第8話 ファンタジー猫
「よし。これくらいかな」
私はタオルで汗を拭って一息ついた。
近くに転がっていた倒木に腰かけ、ファザール村で買った干し肉をかじりながら畑を眺める。
ちゃんと芽が出るのか不安だけれど、まあ、そこはトライ&エラーでやっていくしかない。時間だけは腐るほどあるのだから。
その時、ふと誰かの視線を感じた。
咄嗟に振り返ると、背後の森から何者かがこちらを見つめていることに気づく。
「か、可愛い……!」
そこにいたのは、白い子猫だった。
もしかして、昨日肉じゃがを食べている時に感じた視線もあの子のものだったのだろうか? どうしたの? ウチの子になりたいの? いいよいいよ、大歓迎。
「こっちにおいで」
私は手を差し出して子猫を呼んでみた。
でもなかなか来てくれない。警戒されているらしい。
そこで私は秘密兵器を利用することにした。
干し肉で釣る――のはよくないかもしれない。
固さと塩味が猫の身体には合わないからだ。
そこで私は、いったん工房に戻ってさっき茹でた肉の残りを持ってきた。それを細かく千切り、手でつまんで子猫にアピールする。
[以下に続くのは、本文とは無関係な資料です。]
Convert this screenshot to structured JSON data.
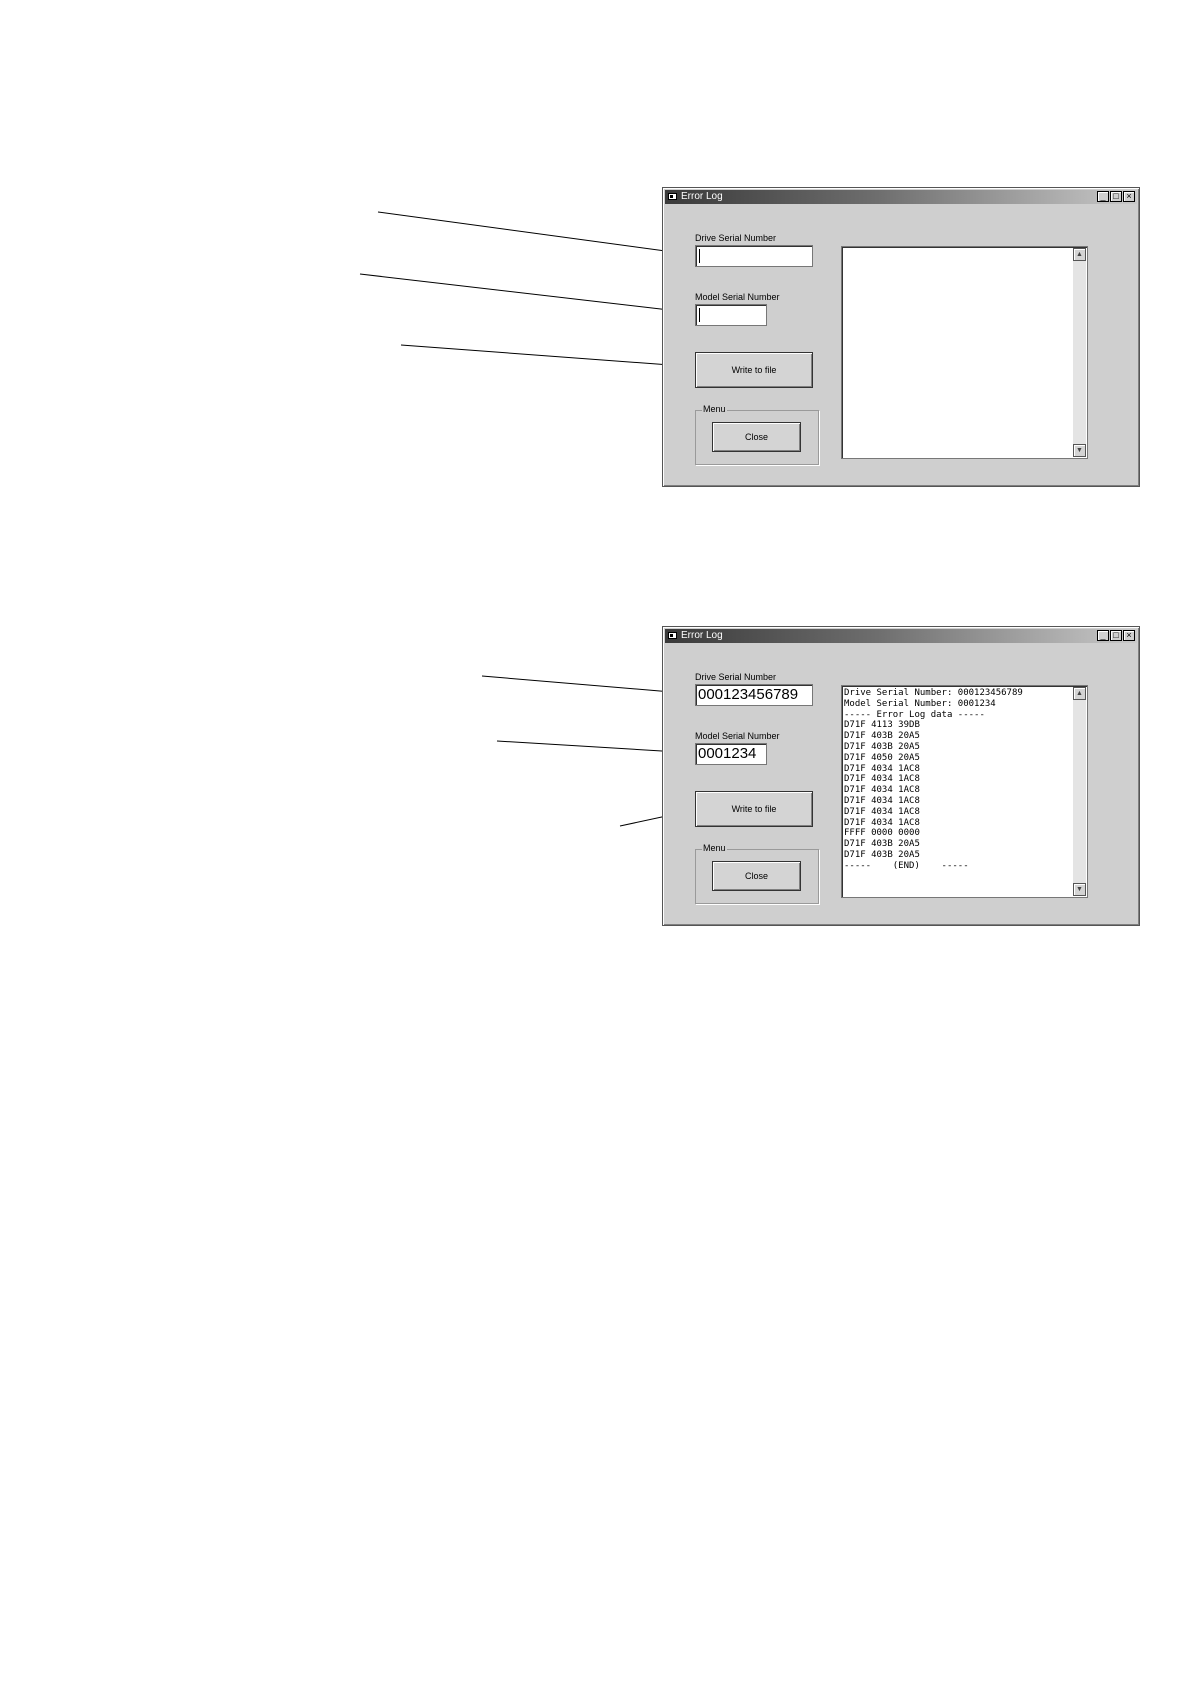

「ほーら、美味しいお肉だよ~? いい匂いがするよ~? 食べないと損――あっ!」
まさに一瞬の出来事だった。
韋駄天のごとき速度で近づいてきたかと思ったら、私の意識が及ぶ前に肉を掻っ攫ってしまった。子猫はそのまま森の中へと猛ダッシュで逃げていく。
「あ、あああああっ……」
なんてすばしっこいんだ。野生動物ってすごい。
まあ、エサがもらえると分かればまた来てくれるはずだ。
私は頬が緩むのを自覚しながら工房に戻っていくのだった。
※ ※ ※ ※ ※ ※
それから子猫はちょくちょく姿を現すようになった。
畑で水やりをしていると、「にゃー」というもの欲しそうな鳴き声が聞こえてくるのである。そのたびに私はファザール村で買ってきた肉などを与えた。
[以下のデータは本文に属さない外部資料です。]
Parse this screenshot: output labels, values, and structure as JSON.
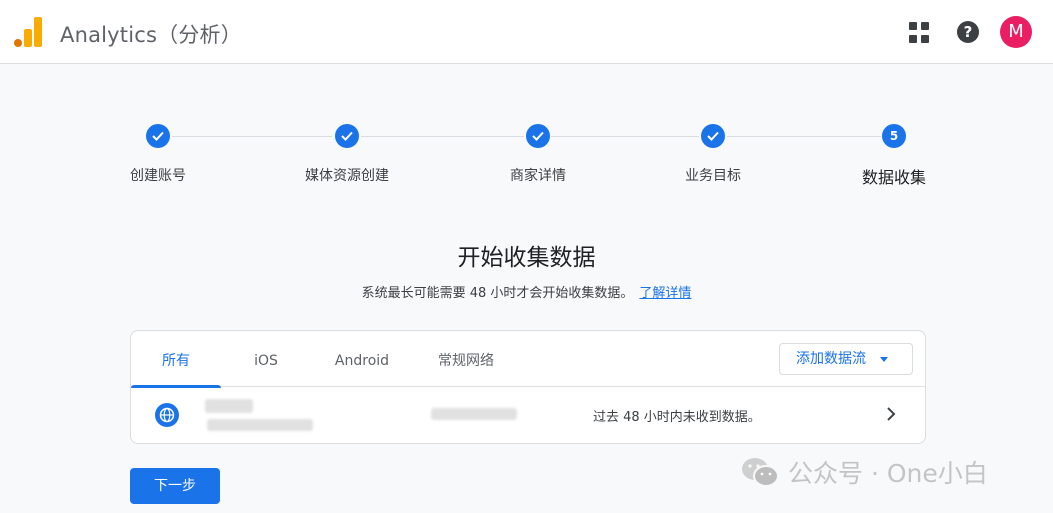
{
  "header": {
    "app_title": "Analytics（分析）",
    "logo_icon": "analytics-logo",
    "apps_icon": "apps-grid-icon",
    "help_icon": "help-icon",
    "help_glyph": "?",
    "avatar_letter": "M",
    "colors": {
      "logo_orange": "#f9ab00",
      "logo_dark": "#e37400",
      "avatar": "#e91e63"
    }
  },
  "stepper": {
    "steps": [
      {
        "label": "创建账号",
        "state": "done"
      },
      {
        "label": "媒体资源创建",
        "state": "done"
      },
      {
        "label": "商家详情",
        "state": "done"
      },
      {
        "label": "业务目标",
        "state": "done"
      },
      {
        "label": "数据收集",
        "state": "current",
        "number": "5"
      }
    ]
  },
  "main": {
    "heading": "开始收集数据",
    "subtext": "系统最长可能需要 48 小时才会开始收集数据。",
    "learn_more": "了解详情"
  },
  "streams": {
    "tabs": [
      {
        "label": "所有",
        "active": true
      },
      {
        "label": "iOS",
        "active": false
      },
      {
        "label": "Android",
        "active": false
      },
      {
        "label": "常规网络",
        "active": false
      }
    ],
    "add_button": "添加数据流",
    "rows": [
      {
        "icon": "globe-icon",
        "status": "过去 48 小时内未收到数据。"
      }
    ]
  },
  "actions": {
    "next_button": "下一步"
  },
  "watermark": {
    "text": "公众号 · One小白"
  },
  "colors": {
    "accent": "#1a73e8",
    "background": "#f8f9fa"
  }
}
3日もすれば慣れてきたのか、子猫は私の目の前で一心不乱にエサを食べている。
触ってもいいだろうか……いやいや駄目だ。
人には人の、猫には猫のパーソナルスペースというものがある。
親しくもない人間から触られたらブチ切れてしまうだろう。
ここは聖母になった気持ちで見守るしかない。
「ふふ……美味しい?」
「にゃー」
「よかったよかった」
私はそこでふと思いついた。
この子はもうウチの飼い猫みたいなものだ。
となれば、名前をつけないわけにはいかない。
何がいいかなあ、白いからシロかな? でもそれはさすがに安直すぎる気がするし。可愛さと気高さを兼ね備えた名前がいいよね。
あ、そうだ。
「ウィリアム! あなたの名前はウィリアムでどう? カッコよくていい感じだと思うんだけど」
『承知した。今日から吾輩はウィリアムだ』
「気に入ってもらえてよかった――ん? 今なんて?」
『吾輩に名前をつけてくれたのだろう? 不思議な響きで気に入った。これからよろしく頼むぞ、主イトールカよ』
「………………………………」
いやちょっと待て。
めちゃめちゃ渋い声で語り掛けてきたんだけど……?
『どうしたのだ? 化け猫でも見たような顔をしているが……』
「え? え? ウィリアム、あなたしゃべれたの……?」
『ああ。人間の言語は発音できないゆえ、思念による意思伝達だがな』
こいつ、直接脳内に……!?
意味不明すぎて頭が真っ白になった。さっきまで普通に「にゃー」って言ってたくせに。
でもまあ、冷静に考えたらここはファンタジー世界だ。子猫と意思疎通できても不思議じゃないのかもしれない。あはは。
私は水筒の水を飲んで心を落ち着けた。
大丈夫大丈夫。この程度のファンタジーは想定内だ。
「……えっと、ウィリアム? うちの子になる?」
『主が望むのであれば、吝かではない』
「あ、はい」
『では何卒何卒』
ウィリアムは嬉しそうに肉を頬張っていた。
こうして私はペットを飼うことになったのである。